Спорить с Ложкиным не стали. По большому счету, он был прав.
Но к делу это не относилось.
– Ассигнования нужны, – сказал Стендаль. – Об этом многие пишут. Заповедники расширять, машины им давать, компьютеры…
– Разворуют, – не согласился с ним Ложкин.
– Ну ладно, хватит споров, а то мы превратимся в Организацию Объединенных Наций. Ни шагу вперед… – сказал Минц. – Я нашел более простой и эффективный путь.
– Так говори же, друг, говори! – взмолился Удалов.

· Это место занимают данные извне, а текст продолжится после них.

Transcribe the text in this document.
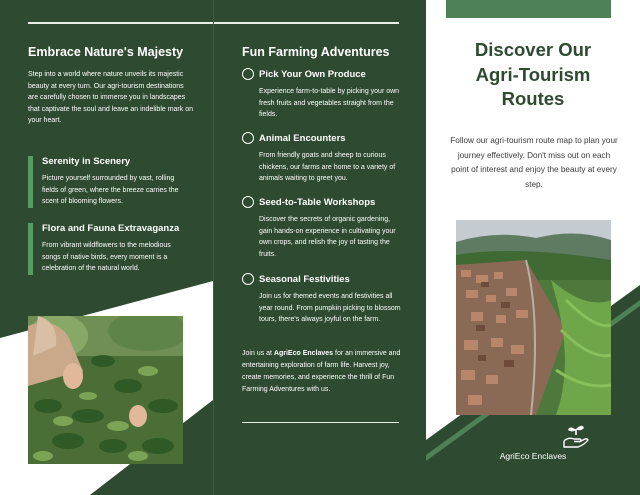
Embrace Nature's Majesty

Step into a world where nature unveils its majestic beauty at every turn. Our agri-tourism destinations are carefully chosen to immerse you in landscapes that captivate the soul and leave an indelible mark on your heart.

Serenity in Scenery

Picture yourself surrounded by vast, rolling fields of green, where the breeze carries the scent of blooming flowers.

Flora and Fauna Extravaganza

From vibrant wildflowers to the melodious songs of native birds, every moment is a celebration of the natural world.

Fun Farming Adventures
Pick Your Own Produce

Experience farm-to-table by picking your own fresh fruits and vegetables straight from the fields.

Animal Encounters

From friendly goats and sheep to curious chickens, our farms are home to a variety of animals waiting to greet you.

Seed-to-Table Workshops

Discover the secrets of organic gardening, gain hands-on experience in cultivating your own crops, and relish the joy of tasting the fruits.

Seasonal Festivities

Join us for themed events and festivities all year round. From pumpkin picking to blossom tours, there's always joyful on the farm.

Join us at AgriEco Enclaves for an immersive and entertaining exploration of farm life. Harvest joy, create memories, and experience the thrill of Fun Farming Adventures with us.

Discover Our
Agri-Tourism
Routes

Follow our agri-tourism route map to plan your journey effectively. Don't miss out on each point of interest and enjoy the beauty at every step.

AgriEco Enclaves
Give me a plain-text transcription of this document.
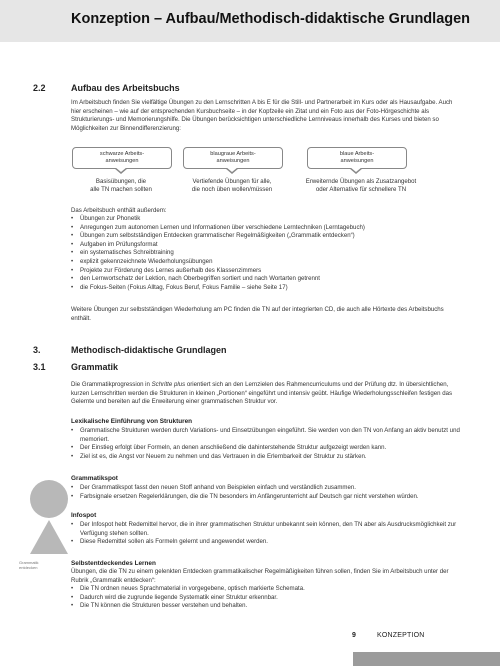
Konzeption – Aufbau/Methodisch-didaktische Grundlagen
2.2	Aufbau des Arbeitsbuchs
Im Arbeitsbuch finden Sie vielfältige Übungen zu den Lernschritten A bis E für die Still- und Partnerarbeit im Kurs oder als Hausaufgabe. Auch hier erscheinen – wie auf der entsprechenden Kursbuchseite – in der Kopfzeile ein Zitat und ein Foto aus der Foto-Hörgeschichte als Strukturierungs- und Memorierungshilfe. Die Übungen berücksichtigen unterschiedliche Lernniveaus innerhalb des Kurses und bieten so Möglichkeiten zur Binnendifferenzierung:
schwarze Arbeits-
anweisungen
blaugraue Arbeits-
anweisungen
blaue Arbeits-
anweisungen
Basisübungen, die
alle TN machen sollten
Vertiefende Übungen für alle,
die noch üben wollen/müssen
Erweiternde Übungen als Zusatzangebot
oder Alternative für schnellere TN
Das Arbeitsbuch enthält außerdem:
• Übungen zur Phonetik
• Anregungen zum autonomen Lernen und Informationen über verschiedene Lerntechniken (Lerntagebuch)
• Übungen zum selbstständigen Entdecken grammatischer Regelmäßigkeiten („Grammatik entdecken“)
• Aufgaben im Prüfungsformat
• ein systematisches Schreibtraining
• explizit gekennzeichnete Wiederholungsübungen
• Projekte zur Förderung des Lernes außerhalb des Klassenzimmers
• den Lernwortschatz der Lektion, nach Oberbegriffen sortiert und nach Wortarten getrennt
• die Fokus-Seiten (Fokus Alltag, Fokus Beruf, Fokus Familie – siehe Seite 17)
Weitere Übungen zur selbstständigen Wiederholung am PC finden die TN auf der integrierten CD, die auch alle Hörtexte des Arbeitsbuchs enthält.
3.	Methodisch-didaktische Grundlagen
3.1	Grammatik
Die Grammatikprogression in Schritte plus orientiert sich an den Lernzielen des Rahmencurriculums und der Prüfung dtz. In übersichtlichen, kurzen Lernschritten werden die Strukturen in kleinen „Portionen“ eingeführt und intensiv geübt. Häufige Wiederholungsschleifen festigen das Gelernte und bereiten auf die Erweiterung einer grammatischen Struktur vor.
Lexikalische Einführung von Strukturen
• Grammatische Strukturen werden durch Variations- und Einsetzübungen eingeführt. Sie werden von den TN von Anfang an aktiv benutzt und memoriert.
• Der Einstieg erfolgt über Formeln, an denen anschließend die dahinterstehende Struktur aufgezeigt werden kann.
• Ziel ist es, die Angst vor Neuem zu nehmen und das Vertrauen in die Erlernbarkeit der Struktur zu stärken.
Grammatikspot
• Der Grammatikspot fasst den neuen Stoff anhand von Beispielen einfach und verständlich zusammen.
• Farbsignale ersetzen Regelerklärungen, die die TN besonders im Anfängerunterricht auf Deutsch gar nicht verstehen würden.
Infospot
• Der Infospot hebt Redemittel hervor, die in ihrer grammatischen Struktur unbekannt sein können, den TN aber als Ausdrucksmöglichkeit zur Verfügung stehen sollten.
• Diese Redemittel sollen als Formeln gelernt und angewendet werden.
Selbstentdeckendes Lernen
Übungen, die die TN zu einem gelenkten Entdecken grammatikalischer Regelmäßigkeiten führen sollen, finden Sie im Arbeitsbuch unter der Rubrik „Grammatik entdecken“:
• Die TN ordnen neues Sprachmaterial in vorgegebene, optisch markierte Schemata.
• Dadurch wird die zugrunde liegende Systematik einer Struktur erkennbar.
• Die TN können die Strukturen besser verstehen und behalten.
Grammatik
entdecken
9	KONZEPTION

– Надо отнять у животных то, ради чего их убивают! – воскликнул Лев Христофорович, и никто его не понял.
– Как отнять? – был общий крик.
– Я попрошу конкретнее, – сказал Стендаль. – Мне же отчет в прессе надо выдавать.
– А вот в этом я не уверен, – сказал профессор. – Чёрт его знает, стоит ли начинать нашу деятельность с пропаганды и рекламы.
– А как же? – удивился Стендаль. – Кто же нас тогда финансировать будет? Откуда потечет спонсорский капитал?
– Спонсорский капитал, – сурово произнес Минц, – потечет из наших пенсий и добровольных взносов.
– Так не пойдет, – сказал Ложкин. – У меня пенсия персональная. А у вас простые.
– Многого я не попрошу, – сказал Минц. – Есть одна идея…
Ложкин с шумом отодвинул стул и тяжело пошел к выходу.
– Я думаю, что мы обойдемся малой кровью, – сказал Минц. – А Ложкина мне хотелось испытать. Испытания он не выдержал.
– А ты думал, выдержит? – спросил Удалов, и все засмеялись.
– Позвольте, тогда я изложу вам свою общую идею. Конкретизировать ее мы будем в ходе эксперимента.
2
Странные, загадочные и зловещие события привлекли к себе внимание Интерпола и национальных служб на разных континентах.
Сегодня уже трудно определить их последовательность, но независимо от этого они сначала казались не связанными между собой, а потом некоторые связи все же обнаружились.
Пожалуй, первым по времени из событий можно считать последствия смелого замысла Федора Ассобакина, который сказал своему другу Прохору:
– Есть идея.
– Клади на стол.
– В Ханты-Мансийске газовики живут, им бабки некуда девать.
– Возьмем, – обрадовался Прохор.
– А они не отдадут.
Прохор растерялся. Не привык, чтобы ему противоречили.
– А чего? – спросил он.
– А того, – ответил Ассобакин.
И друзья отправились за Полярный круг, где вошли в преступный сговор с вертолетчиками и полетели на заповедные гнездовья диких гусей. С помощью пулеметов они отстреляли значительную часть популяции этих редеющих птиц, загрузили ими машину и вернулись к газовикам, которым и сбыли товар.
В тот же вечер весь Ханты-Мансийск употреблял гусей под водку.
Мясо оказалось странным на вкус, но это не важно, потому что в качестве закуски и невкусное мясо проходит.
Однако, помимо сомнительного вкуса, это мясо обладало странным свойством, которое проявилось только ночью, ибо от пожравших гусятины пошел такой запах гнилой рыбы, что находиться с человеком в одном помещении было невозможно.
На глазах распались семьи, даже такие, что создавались десятилетиями, возлюбленные бросали друг друга и удалялись в тайгу, погибали под укусами мошки, но не возвращались. Когда утром остатки трудового населения столицы газового края отправились на службу, то до службы никто не добрался. Вонь, вошедшая вместе с ними в автобусы, заставила водителей покинуть рабочие места.